Sentiment-Driven Topic Analysis Of Song Lyrics
Abstract
Sentiment Analysis is an area of Computer Science that deals with the impact a document makes on a user. The very field is further sub-divided into Opinion Mining and Emotion Analysis, the latter of which is the basis for the present work. Work on songs is aimed at building affective interactive applications such as music recommendation engines. Using song lyrics, we are interested in both supervised and unsupervised analyses, each of which has its own pros and cons.
For an unsupervised analysis (clustering), we use a standard probabilistic topic model called Latent Dirichlet Allocation (LDA). It mines topics from songs, which are nothing but probability distributions over the vocabulary of words. Some of the topics seem sentiment-based, motivating us to continue with this approach. We evaluate our clusters using a gold dataset collected from an apt website and get positive results. This approach would be useful in the absence of a supervisor dataset.
In another part of our work, we argue the inescapable existence of supervision in terms of having to manually analyse the topics returned.

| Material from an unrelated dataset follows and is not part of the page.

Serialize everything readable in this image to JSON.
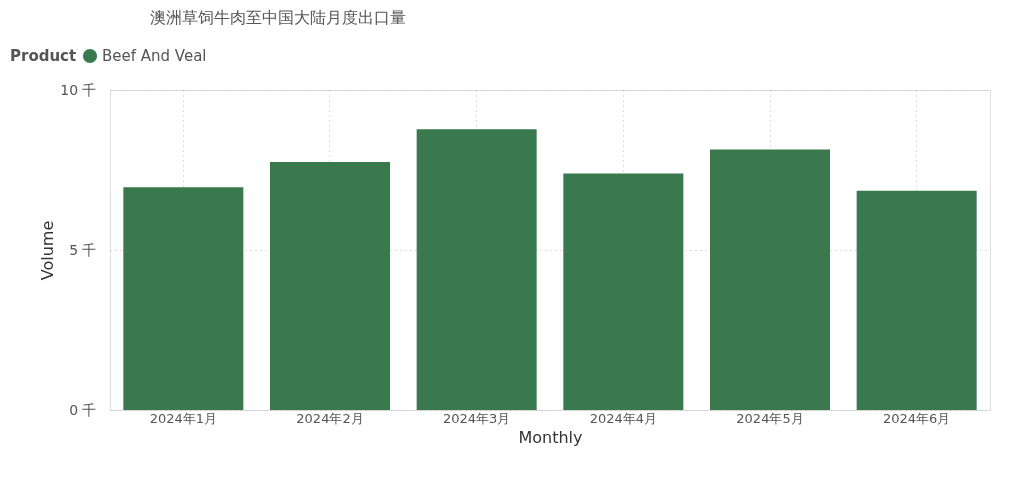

Further, we have also used explicit supervision in terms of a training dataset for a classifier to learn sentiment specific classes. This analysis helps reduce dimensionality and improve classification accuracy. We get excellent dimensionality reduction using Support Vector Machines (SVM) for feature selection. For re-classification, we use the Naive Bayes Classifier (NBC) and SVM, both of which perform well. We also use Non-negative Matrix Factorization (NMF) for classification, but observe that the results coincide with those of NBC, with no exceptions. This drives us towards establishing a theoretical equivalence between the two.